Marie Tojou is not from Mibalè. She was born and spent all the early part of her life in Paredon, in northern Laskawobas, along the road that leads from the important market town of Kas southward to the Artibonit River. She split from her partner when she was in her 30s. They no longer had small children. Not knowing what else to do, she moved in with her sister, who was living in Niva, a farming community just south of downtown Mibalè. There she met Thomas, who also had older children already, and the couple moved in together onto his mother’s land. They quickly had a child together. By the time Marie joined the CLM program in 2013, she was in her mid-40s and they boy she had with Thomas was a young teen.
At the time, she and Thomas had very little.

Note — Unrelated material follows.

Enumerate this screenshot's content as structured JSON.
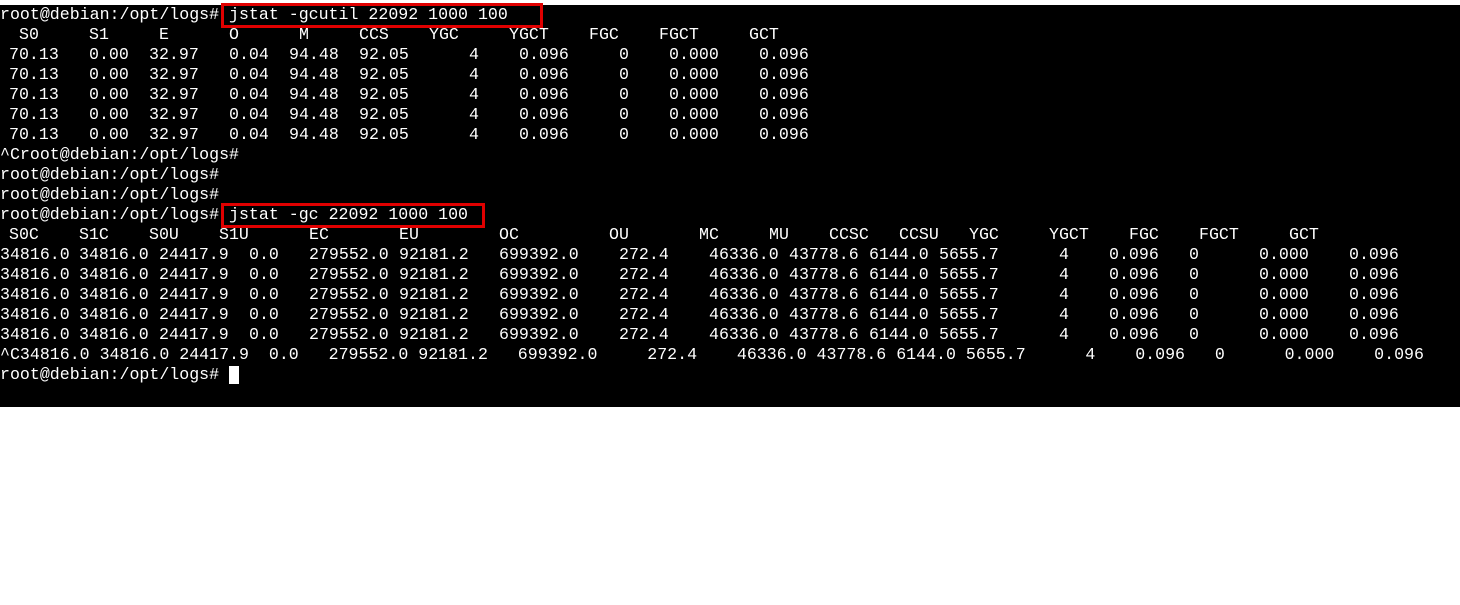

Thomas farmed land as a sharecropper, and they planted the steeply-incline plot of land leading from their hillside home down to the main road. Thomas would also buy trees from neighbors on credit and turn them into cooking charcoal. He’d repay a tree’s owner when he sold the charcoal. Marie herself would earn an odd gourd here and there by sorting and bagging charcoal for neighborhood producers. The family had no livestock, and their planting was limited by their ability to invest in seeds and labor. They often went hungry. Their boy Olma had been in school, but he stopped going when they could no longer pay. The loss of one of Marie’s older daughters in the 2010 earthquake removed an important source of support.
Marie chose goats and a pig when she joined the program, and her livestock prospered. Before she had been in the program for a year, her pig had grown enough that she was able to sell it and a couple of her goats’ kids to buy a small cow.

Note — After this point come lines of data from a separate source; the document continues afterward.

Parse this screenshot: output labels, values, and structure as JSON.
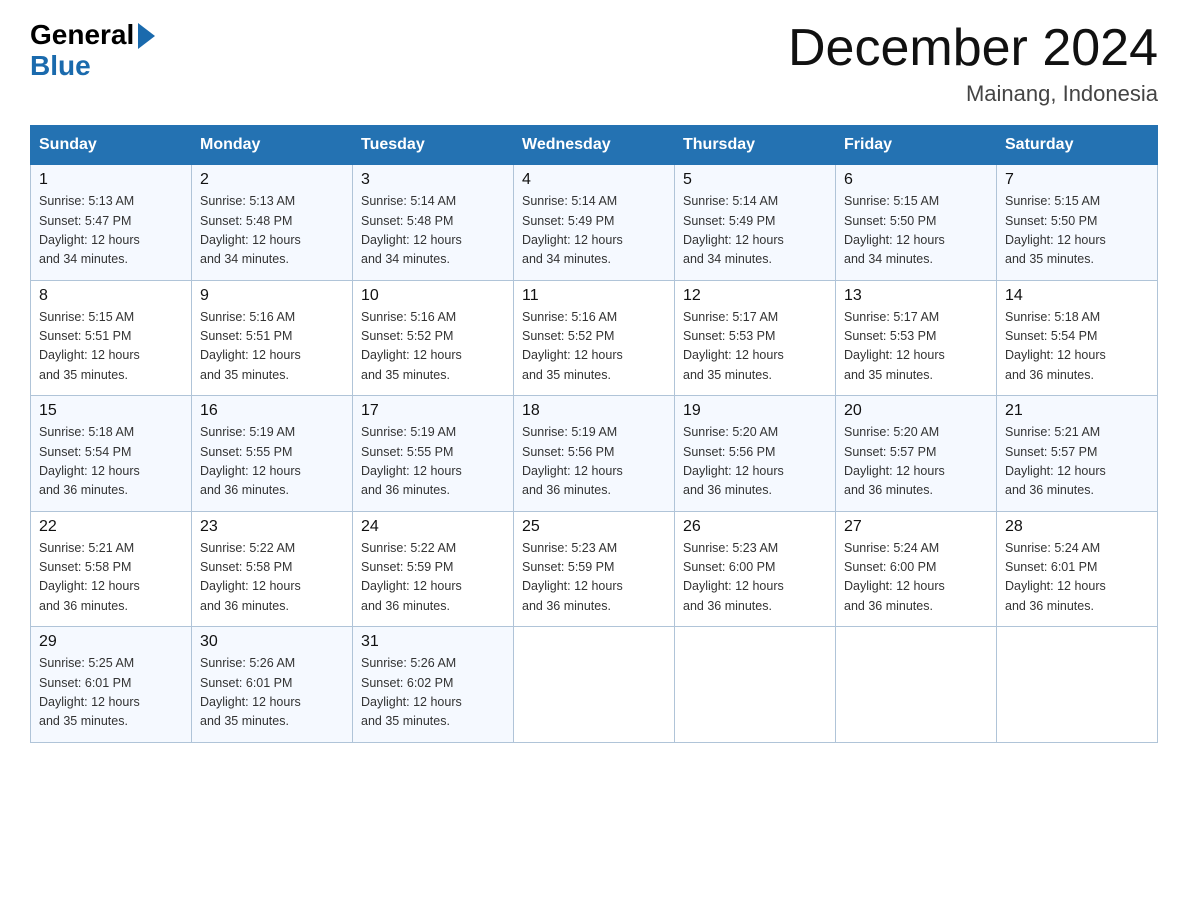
{
  "header": {
    "logo_general": "General",
    "logo_blue": "Blue",
    "month_year": "December 2024",
    "location": "Mainang, Indonesia"
  },
  "days_of_week": [
    "Sunday",
    "Monday",
    "Tuesday",
    "Wednesday",
    "Thursday",
    "Friday",
    "Saturday"
  ],
  "weeks": [
    [
      {
        "day": "1",
        "sunrise": "5:13 AM",
        "sunset": "5:47 PM",
        "daylight": "12 hours and 34 minutes."
      },
      {
        "day": "2",
        "sunrise": "5:13 AM",
        "sunset": "5:48 PM",
        "daylight": "12 hours and 34 minutes."
      },
      {
        "day": "3",
        "sunrise": "5:14 AM",
        "sunset": "5:48 PM",
        "daylight": "12 hours and 34 minutes."
      },
      {
        "day": "4",
        "sunrise": "5:14 AM",
        "sunset": "5:49 PM",
        "daylight": "12 hours and 34 minutes."
      },
      {
        "day": "5",
        "sunrise": "5:14 AM",
        "sunset": "5:49 PM",
        "daylight": "12 hours and 34 minutes."
      },
      {
        "day": "6",
        "sunrise": "5:15 AM",
        "sunset": "5:50 PM",
        "daylight": "12 hours and 34 minutes."
      },
      {
        "day": "7",
        "sunrise": "5:15 AM",
        "sunset": "5:50 PM",
        "daylight": "12 hours and 35 minutes."
      }
    ],
    [
      {
        "day": "8",
        "sunrise": "5:15 AM",
        "sunset": "5:51 PM",
        "daylight": "12 hours and 35 minutes."
      },
      {
        "day": "9",
        "sunrise": "5:16 AM",
        "sunset": "5:51 PM",
        "daylight": "12 hours and 35 minutes."
      },
      {
        "day": "10",
        "sunrise": "5:16 AM",
        "sunset": "5:52 PM",
        "daylight": "12 hours and 35 minutes."
      },
      {
        "day": "11",
        "sunrise": "5:16 AM",
        "sunset": "5:52 PM",
        "daylight": "12 hours and 35 minutes."
      },
      {
        "day": "12",
        "sunrise": "5:17 AM",
        "sunset": "5:53 PM",
        "daylight": "12 hours and 35 minutes."
      },
      {
        "day": "13",
        "sunrise": "5:17 AM",
        "sunset": "5:53 PM",
        "daylight": "12 hours and 35 minutes."
      },
      {
        "day": "14",
        "sunrise": "5:18 AM",
        "sunset": "5:54 PM",
        "daylight": "12 hours and 36 minutes."
      }
    ],
    [
      {
        "day": "15",
        "sunrise": "5:18 AM",
        "sunset": "5:54 PM",
        "daylight": "12 hours and 36 minutes."
      },
      {
        "day": "16",
        "sunrise": "5:19 AM",
        "sunset": "5:55 PM",
        "daylight": "12 hours and 36 minutes."
      },
      {
        "day": "17",
        "sunrise": "5:19 AM",
        "sunset": "5:55 PM",
        "daylight": "12 hours and 36 minutes."
      },
      {
        "day": "18",
        "sunrise": "5:19 AM",
        "sunset": "5:56 PM",
        "daylight": "12 hours and 36 minutes."
      },
      {
        "day": "19",
        "sunrise": "5:20 AM",
        "sunset": "5:56 PM",
        "daylight": "12 hours and 36 minutes."
      },
      {
        "day": "20",
        "sunrise": "5:20 AM",
        "sunset": "5:57 PM",
        "daylight": "12 hours and 36 minutes."
      },
      {
        "day": "21",
        "sunrise": "5:21 AM",
        "sunset": "5:57 PM",
        "daylight": "12 hours and 36 minutes."
      }
    ],
    [
      {
        "day": "22",
        "sunrise": "5:21 AM",
        "sunset": "5:58 PM",
        "daylight": "12 hours and 36 minutes."
      },
      {
        "day": "23",
        "sunrise": "5:22 AM",
        "sunset": "5:58 PM",
        "daylight": "12 hours and 36 minutes."
      },
      {
        "day": "24",
        "sunrise": "5:22 AM",
        "sunset": "5:59 PM",
        "daylight": "12 hours and 36 minutes."
      },
      {
        "day": "25",
        "sunrise": "5:23 AM",
        "sunset": "5:59 PM",
        "daylight": "12 hours and 36 minutes."
      },
      {
        "day": "26",
        "sunrise": "5:23 AM",
        "sunset": "6:00 PM",
        "daylight": "12 hours and 36 minutes."
      },
      {
        "day": "27",
        "sunrise": "5:24 AM",
        "sunset": "6:00 PM",
        "daylight": "12 hours and 36 minutes."
      },
      {
        "day": "28",
        "sunrise": "5:24 AM",
        "sunset": "6:01 PM",
        "daylight": "12 hours and 36 minutes."
      }
    ],
    [
      {
        "day": "29",
        "sunrise": "5:25 AM",
        "sunset": "6:01 PM",
        "daylight": "12 hours and 35 minutes."
      },
      {
        "day": "30",
        "sunrise": "5:26 AM",
        "sunset": "6:01 PM",
        "daylight": "12 hours and 35 minutes."
      },
      {
        "day": "31",
        "sunrise": "5:26 AM",
        "sunset": "6:02 PM",
        "daylight": "12 hours and 35 minutes."
      },
      null,
      null,
      null,
      null
    ]
  ],
  "cell_labels": {
    "sunrise": "Sunrise:",
    "sunset": "Sunset:",
    "daylight": "Daylight:"
  }
}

By the time she graduated in December 2014, she had that cow, a goat, another pig, and a handful of chickens. All-in-all, her livestock was worth more than twice the minimum value of productive assets that she needed to qualify for graduation. The couple had replaced the shack they were living in with a small, two-room house with a tin roof. Olma was in school, and they were eating two-three meals per day.

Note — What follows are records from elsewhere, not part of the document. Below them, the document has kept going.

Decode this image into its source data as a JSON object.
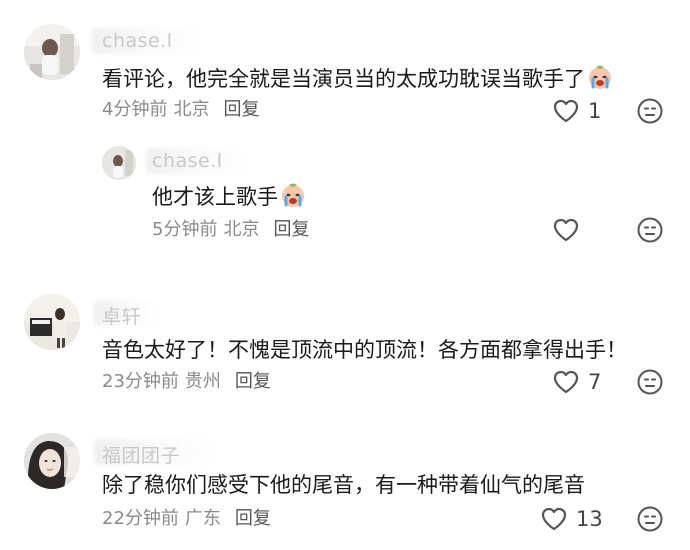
{
  "comments": [
    {
      "username": "chase.l",
      "text": "看评论，他完全就是当演员当的太成功耽误当歌手了",
      "time": "4分钟前",
      "location": "北京",
      "reply_label": "回复",
      "likes": "1",
      "emoji": "crying-face-emoji"
    },
    {
      "username": "chase.l",
      "text": "他才该上歌手",
      "time": "5分钟前",
      "location": "北京",
      "reply_label": "回复",
      "likes": "",
      "emoji": "crying-face-emoji"
    },
    {
      "username": "卓轩",
      "text": "音色太好了！不愧是顶流中的顶流！各方面都拿得出手！",
      "time": "23分钟前",
      "location": "贵州",
      "reply_label": "回复",
      "likes": "7"
    },
    {
      "username": "福团团子",
      "text": "除了稳你们感受下他的尾音，有一种带着仙气的尾音",
      "time": "22分钟前",
      "location": "广东",
      "reply_label": "回复",
      "likes": "13"
    }
  ],
  "colors": {
    "text": "#1a1a1a",
    "meta": "#8a8a8a",
    "username": "#c9c9c9",
    "icon": "#555555"
  }
}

In some respects, their life six years after graduation has changed very little. Their main source of income is still the charcoal Thomas makes on credit, and Marie still sorts neighbors’ charcoal. They still have their one cow and two goats.
But there have been some changes nonetheless.
There is now a small, one-room house a few feet from their own. It belongs to Olma. He left school a few years ago, and started working on local sugar mills. He handles the bulls that turn the mill itself. He built himself his own small house with his earnings. “He doesn’t want to go to bed at night under his parents’ roof anymore,” Marie explains with a laugh.
And Olma’s presence in the household, if not in the house, is important, because Marie farms the hill in front of their home more vigorously than she once could because she can invest. Olma weeds and prepares the plot, and she plants it. Right now, she’s waiting on crops of plantains and pigeon peas. She points to her recent corn harvest. “I harvested 70 makonn. They’re hanging in that tree. Thomas harvested about 70, too.” A makonn is a braid of ears of corn. The individual braids are then braided into a bundle that hangs for storage in a tree.
She still has just two goats, but it is not that her goats have not been producing. She sells one now and again to buy food for the house or invest in the family’s farming. She now has a turkey as well because the last time she sold a goat, it was to buy food, and she didn’t want all the capital to be lost. “If you don’t manage what you have, you aren’t in the game.”
He one cow is not the cow she bought when she was in CLM. That first one was hard to handle, so she sold it and replaced it with another small bull. She, Thomas, and Olma took care of that bull until it was large enough to exchange for a good-sized young heifer. She thinks that it will be ready to be bred with a bull next year. She thinks of the calf as her hope that she will one day have the resources to buy some land.
What strikes me most about her story is that her sources of regular income have changed so little since she joined CLM. She can now sell an animal if she has to, but otherwise she and Thomas depend mainly on the same activities they already depended on. And those activities do not amount to much.
Since the beginning, the CLM program has been focused mainly on increasing its members’ wealth. We measure the assets they own that they could use to generate income as carefully as we can, but we don’t measure the income itself. I am not sure that there is anything wrong with that.
But perhaps at least our case management, or coaching, should focus more on ways that families can establish day-to-day and week-to-week cash income. That way, the capital a family accumulates — in livestock, for example — could be more an investment tool and an insurance policy that a source of the income the family regularly needs.